- The Washington Times - Wednesday, February 27, 2002

PARIS Algerians thought democracy was at their doorstep a decade ago. Then the dream was crushed.

The country's first multiparty legislative elections were to crown the end of three decades of single-party rule and stand as a rare example of democracy in the Arab world.

But things did not go as planned. The Islamic Salvation Front, known as the FIS, a fledgling Muslim fundamentalist party, overwhelmingly won the first round of voting. Fear took hold, and in January 1992, the army canceled the final round.

Authorities attributed the Islamic victory to low voter turnout and behind-the-scenes trickery by the party. "We were ready to do anything to stop an election that was a masquerade," said now-retired Gen. Khaled Nezzar, then defense minister.

[The Algerian government announced Monday that parliamentary elections will be held May 30 and pledged a free and fair ballot, Reuters news agency and Agence France-Presse said, quoting the official Algerian news agency APS.

["President (Abdelaziz) Bouteflika vowed to uphold the respect of a fair poll and guarantee freedom of choice for the voters," APS said.

[The current parliament was elected in 1997 for a five-year term.
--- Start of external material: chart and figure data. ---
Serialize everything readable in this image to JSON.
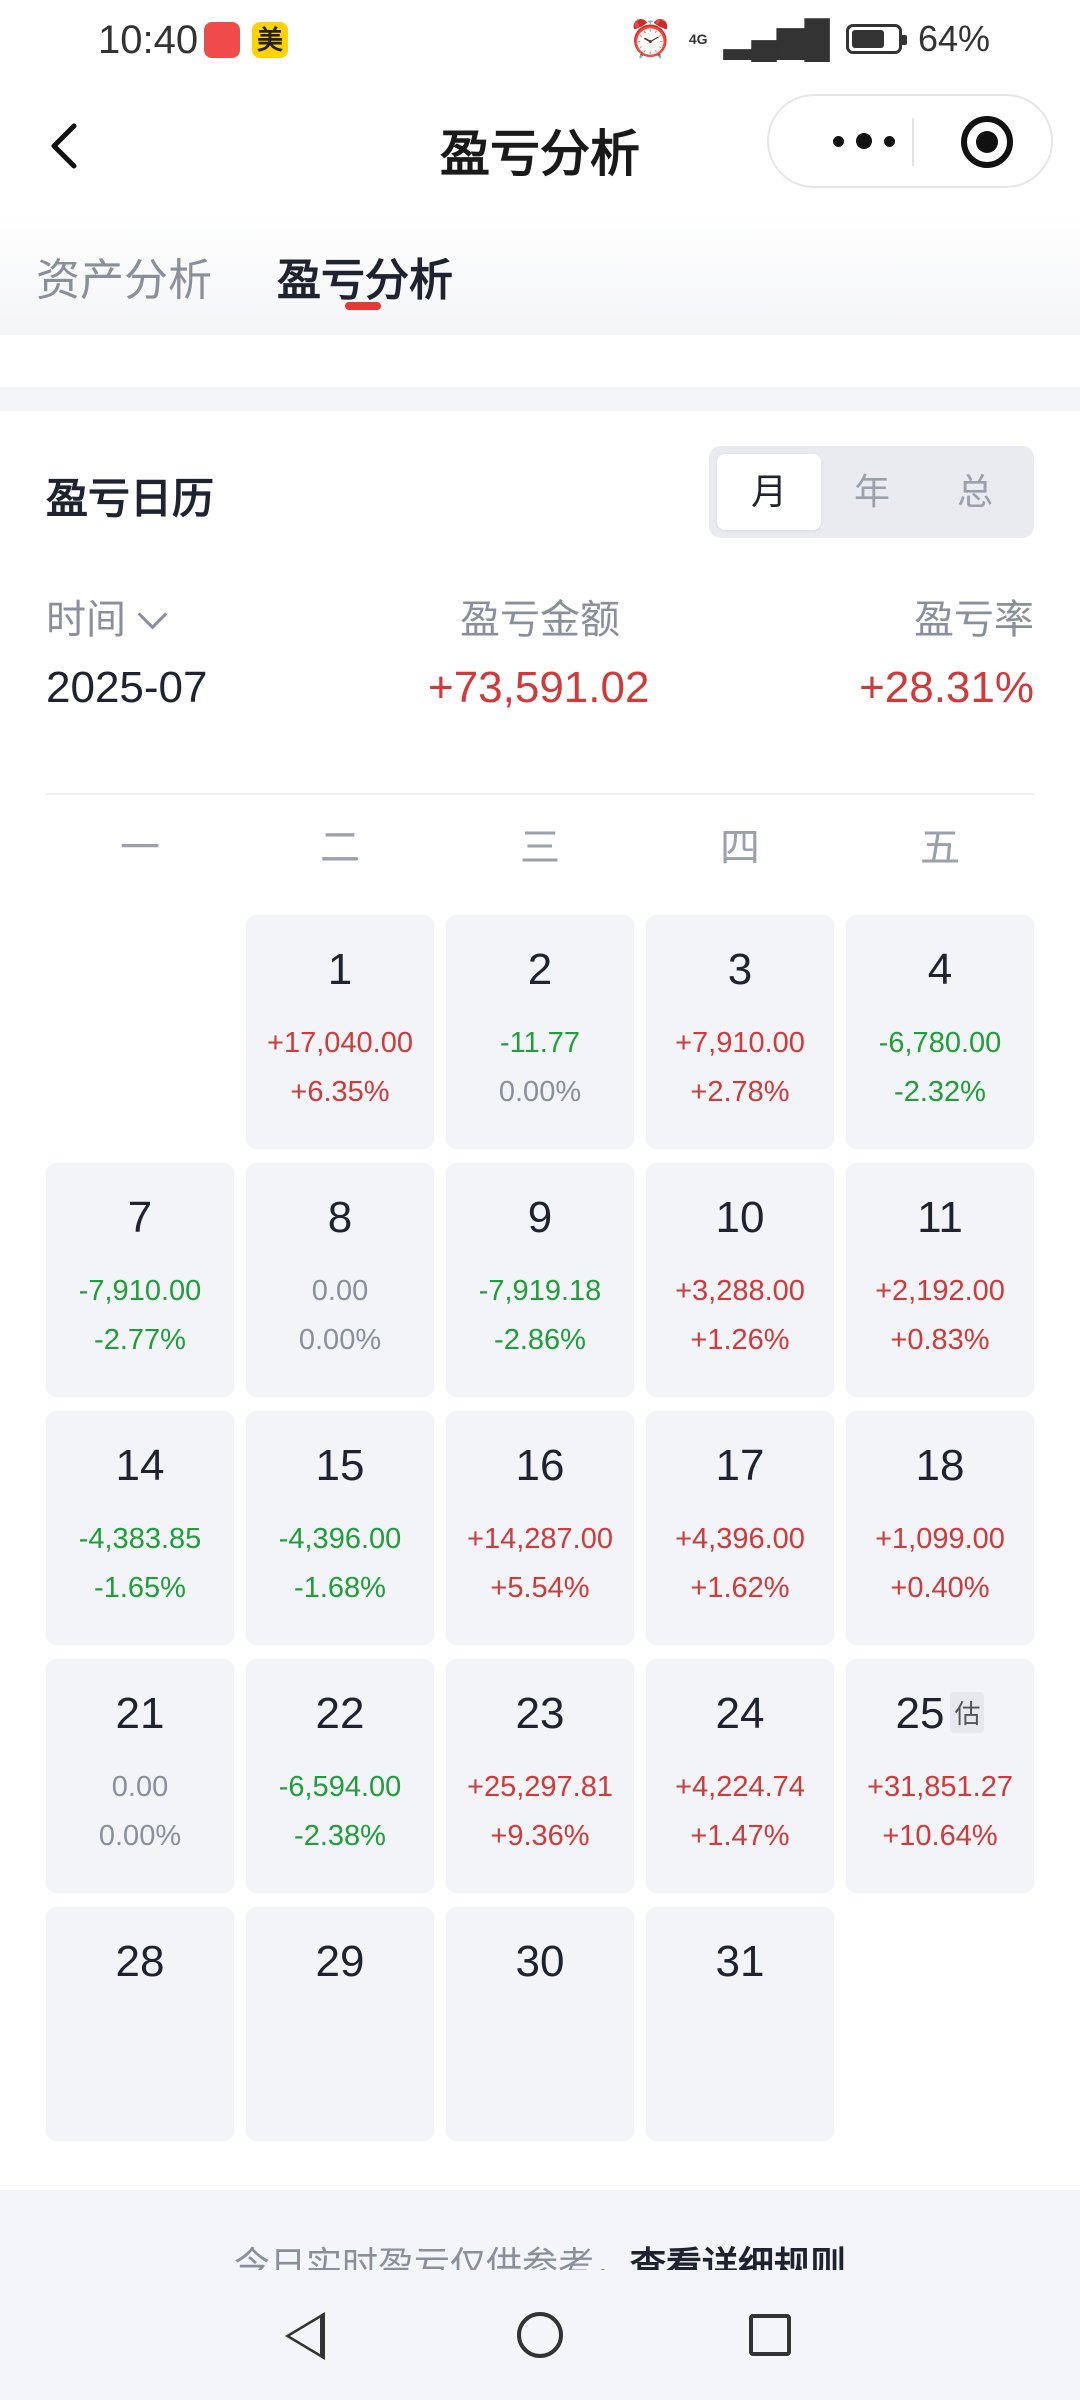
{
  "status_bar": {
    "time": "10:40",
    "app_badge": "美",
    "network": "4G",
    "battery": "64%"
  },
  "nav": {
    "title": "盈亏分析"
  },
  "tabs": [
    {
      "label": "资产分析"
    },
    {
      "label": "盈亏分析"
    }
  ],
  "calendar": {
    "title": "盈亏日历",
    "segments": [
      "月",
      "年",
      "总"
    ],
    "time_label": "时间",
    "amount_label": "盈亏金额",
    "rate_label": "盈亏率",
    "period": "2025-07",
    "amount": "+73,591.02",
    "rate": "+28.31%",
    "weekdays": [
      "一",
      "二",
      "三",
      "四",
      "五"
    ],
    "estimate_badge": "估",
    "days": [
      {
        "day": "1",
        "amount": "+17,040.00",
        "rate": "+6.35%",
        "amount_color": "red",
        "rate_color": "red"
      },
      {
        "day": "2",
        "amount": "-11.77",
        "rate": "0.00%",
        "amount_color": "green",
        "rate_color": "gray"
      },
      {
        "day": "3",
        "amount": "+7,910.00",
        "rate": "+2.78%",
        "amount_color": "red",
        "rate_color": "red"
      },
      {
        "day": "4",
        "amount": "-6,780.00",
        "rate": "-2.32%",
        "amount_color": "green",
        "rate_color": "green"
      },
      {
        "day": "7",
        "amount": "-7,910.00",
        "rate": "-2.77%",
        "amount_color": "green",
        "rate_color": "green"
      },
      {
        "day": "8",
        "amount": "0.00",
        "rate": "0.00%",
        "amount_color": "gray",
        "rate_color": "gray"
      },
      {
        "day": "9",
        "amount": "-7,919.18",
        "rate": "-2.86%",
        "amount_color": "green",
        "rate_color": "green"
      },
      {
        "day": "10",
        "amount": "+3,288.00",
        "rate": "+1.26%",
        "amount_color": "red",
        "rate_color": "red"
      },
      {
        "day": "11",
        "amount": "+2,192.00",
        "rate": "+0.83%",
        "amount_color": "red",
        "rate_color": "red"
      },
      {
        "day": "14",
        "amount": "-4,383.85",
        "rate": "-1.65%",
        "amount_color": "green",
        "rate_color": "green"
      },
      {
        "day": "15",
        "amount": "-4,396.00",
        "rate": "-1.68%",
        "amount_color": "green",
        "rate_color": "green"
      },
      {
        "day": "16",
        "amount": "+14,287.00",
        "rate": "+5.54%",
        "amount_color": "red",
        "rate_color": "red"
      },
      {
        "day": "17",
        "amount": "+4,396.00",
        "rate": "+1.62%",
        "amount_color": "red",
        "rate_color": "red"
      },
      {
        "day": "18",
        "amount": "+1,099.00",
        "rate": "+0.40%",
        "amount_color": "red",
        "rate_color": "red"
      },
      {
        "day": "21",
        "amount": "0.00",
        "rate": "0.00%",
        "amount_color": "gray",
        "rate_color": "gray"
      },
      {
        "day": "22",
        "amount": "-6,594.00",
        "rate": "-2.38%",
        "amount_color": "green",
        "rate_color": "green"
      },
      {
        "day": "23",
        "amount": "+25,297.81",
        "rate": "+9.36%",
        "amount_color": "red",
        "rate_color": "red"
      },
      {
        "day": "24",
        "amount": "+4,224.74",
        "rate": "+1.47%",
        "amount_color": "red",
        "rate_color": "red"
      },
      {
        "day": "25",
        "amount": "+31,851.27",
        "rate": "+10.64%",
        "amount_color": "red",
        "rate_color": "red",
        "estimated": true
      },
      {
        "day": "28",
        "amount": "",
        "rate": ""
      },
      {
        "day": "29",
        "amount": "",
        "rate": ""
      },
      {
        "day": "30",
        "amount": "",
        "rate": ""
      },
      {
        "day": "31",
        "amount": "",
        "rate": ""
      }
    ]
  },
  "footer": {
    "note": "今日实时盈亏仅供参考，",
    "link": "查看详细规则"
  },
  "colors": {
    "gain": "#d03a3a",
    "loss": "#1f9e3b",
    "neutral": "#8a8f9c",
    "accent": "#e53935"
  }
}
Reuters said moderate centrist Islamists and secular opposition groups have representatives in the current 380-seat lower house, which is dominated by government supporters. The members of the upper house of parliament, the Council of the Nation, are picked from elected local authorities or appointed by the president.]

The decision to cancel the 1992 runoff vote unleashed violence by Islamic militants. It snowballed into a bloody insurgency by extremists that continues today.

But 10 years later, Gen. Nezzar says he has no regrets.

"To go to the second round was to guarantee the death of a budding democracy and the state," he told the Algerian newspaper Le Matin in a special issue marking the 10th anniversary of the violence.

Former Prime Minister Sid Ahmed Ghozali, one of five officials who signed the 1992 cancellation decree, concurred.

"The stakes were the survival of Algeria, because it would have been finished if the Islamists took power," Mr. Ghozali told the French newspaper Le Monde.

However, Chadli Bendjedid, who was ousted as president just before the second round was aborted, says the voting should have continued.

"We should have left things alone and acknowledged our error," he told Le Matin. "We should have had confidence in the future, and preserved the democracy for future generations. Time would have unmasked the FIS."

And what about the next election? "If it … happens, the Islamic forces will win again," Mr. Ghozali told Le Monde. "The gap between the state and the citizen has not stopped growing."